I Touched The xCloud

I Touched The xCloud

While Google has already held two splashy events about Stadia, its big bet on streaming games, Microsoft, has been a little more lowkey about its own streaming game initiative, xCloud. We still don’t know a whole lot about it, but today I got to play it—and watch it break.

The concept behind xCloud isn’t a new one. The games run on a server in the cloud and stream a video to your device, only streaming is so seamless, that you never feel like the device playing the game is on the other side of the state. That’s not an easy thing to do.

Latency will kill a game. If you press the jump button, but the server doesn’t register that jump until a few moments later, you’re not going to be able to play the game very well.

Sony, Nvidia, and Shadow have been streaming games for a while—Sony turns your PS4 into the server and is reliant on your internet, while Nvidia and Shadow put it all through a remote server. xCloud, when it goes into public trials in October, will let you do both.

You’ll be able to play remotely from your own Xbox One, or you’ll be able to play using their servers. Microsoft told me the servers are Azure based (that’s Microsoft cloud computing platform), but the hardware is essentially an Xbox One.

So what do the games stream to from the server/Xbox? Microsoft hasn’t disclosed support for iOS or any browser, but I played both Halo and Hellblade on Samsung S10 Plus devices connected to Xbox One controllers. Microsoft told me that xCloud currently works on devices all the way back the Samsung Galaxy S7, but it could possibly run on older hardware as well. So Android, at the very least, is supported.

As with other streaming services, crummy bandwidth will kill the experience. Microsoft representatives wouldn’t tell me exactly how much bandwidth will be required, but it was clear that the middling convention centre internet at E3 wasn’t enough. While attempting to play a racing game, a window popped up telling me the game had been disconnected and would reconnect momentarily.
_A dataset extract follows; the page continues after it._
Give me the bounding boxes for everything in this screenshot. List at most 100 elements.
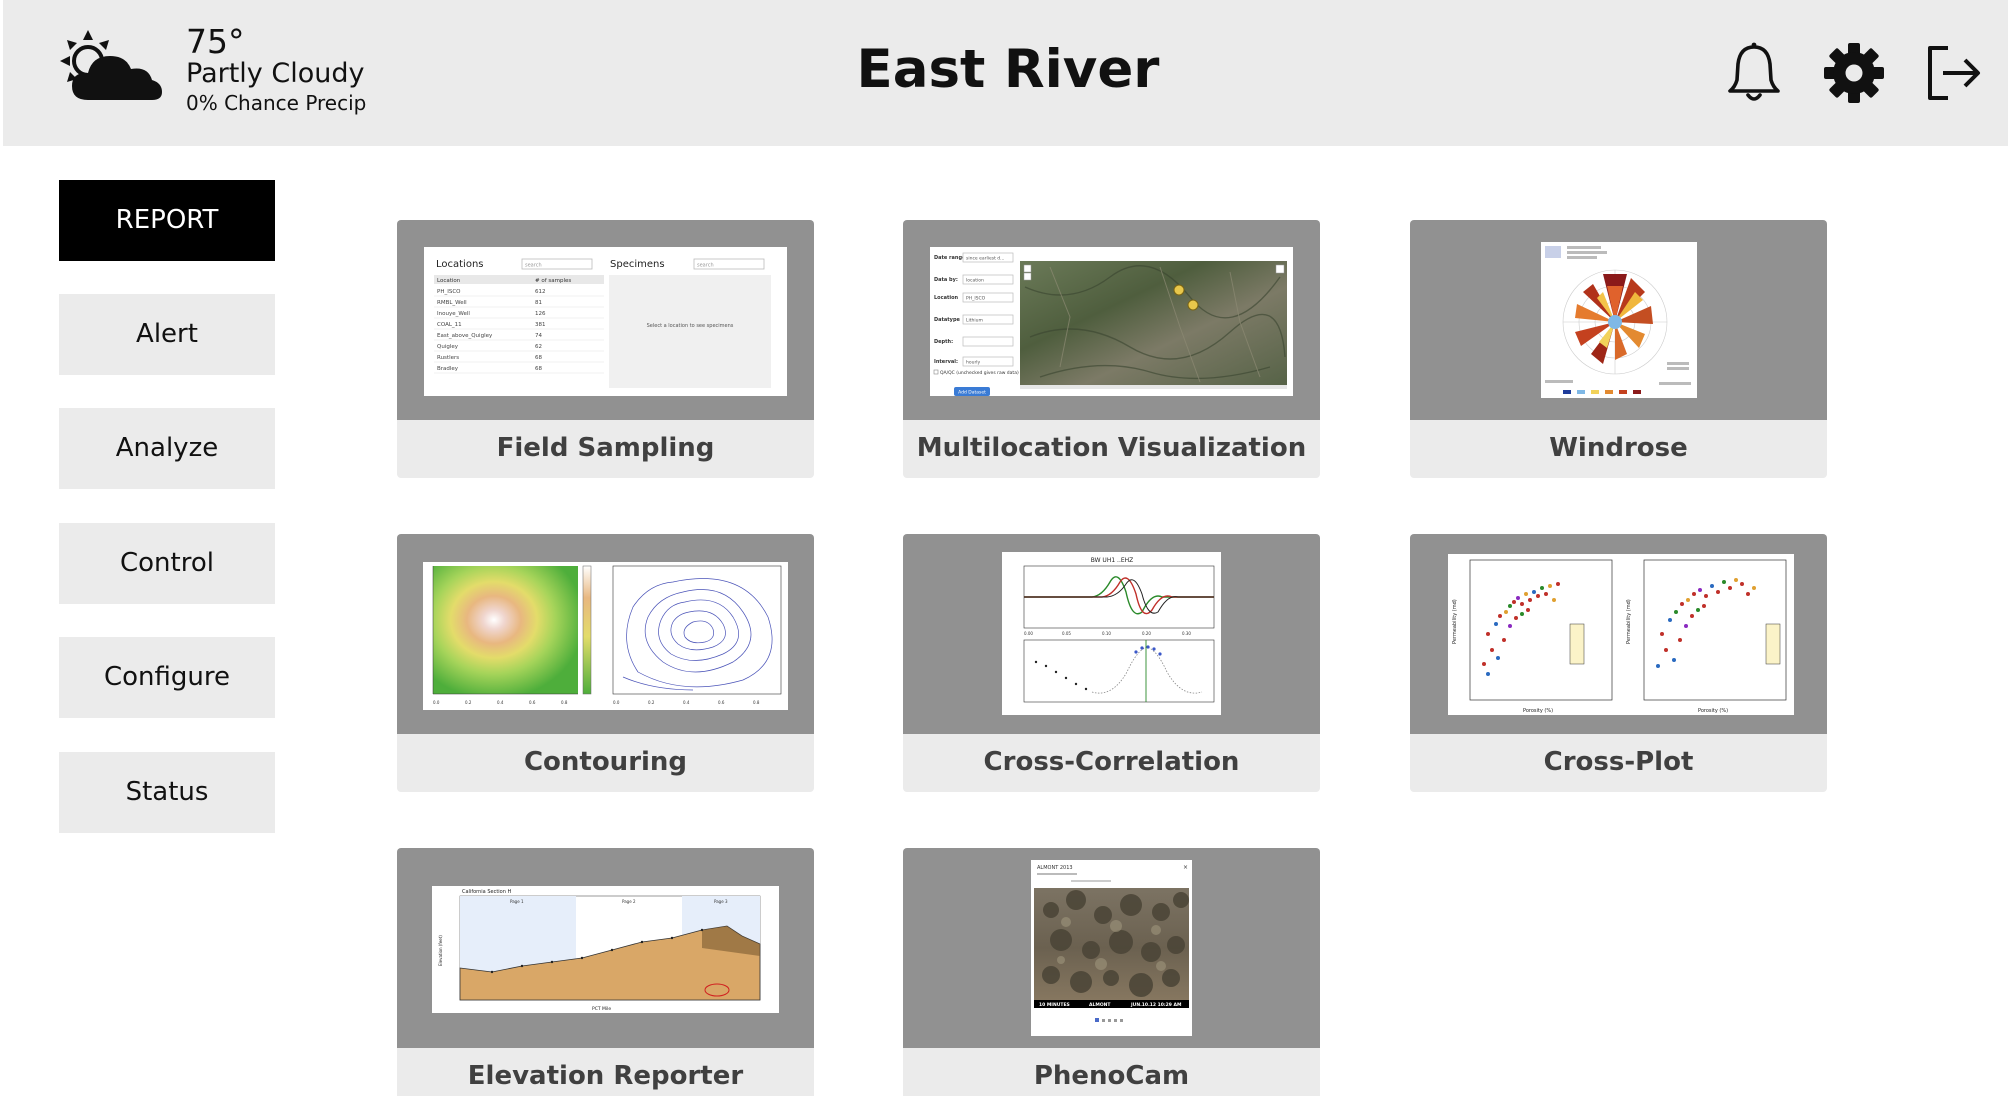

Moments earlier, a Microsoft rep had assured me the phones were all running on a dedicated wifi network to avoid issues. Big conventions are generally places with messy wifi. I counted 26 different full strength wifi signals broadcasting in the demo area, and that doesn’t include people tethering to their phones or unlisted wifi networks. It’s a lot of noise, and if there is too much noise, your wifi will struggle to connect, and your speeds will take a nose dive.

What happened to all the xCloud devices was someone in the demo area was operating on the same wifi channel and cluttering it with a lot of noise. Enough noise that the games would periodically disconnect. Other times the quality would degrade into a pixellated mess. Impressively, I didn’t die or notice a lack of responsiveness when the stream degraded (the total disconnects were another story).

Eventually, Microsoft had to hardwire each device into the internet to assure a more functional demo. Things were smooth then. Snappy gameplay. No missed shots. No ugly artefacts. Just smooth rounds of Xbox One-quality Halo on a phone.

But with xCloud so dependent on the internet, the demonstration also highlighted the most significant problem facing Microsoft, Google, and all their other competitors: The internet.

As long as the internet can mess up, for any of a number of reasons like lousy wifi and network congestion, cloud gaming will be a crapshoot. I might be able to play Halo on my phone come October, but I won’t actually be able to take Halo with me everywhere.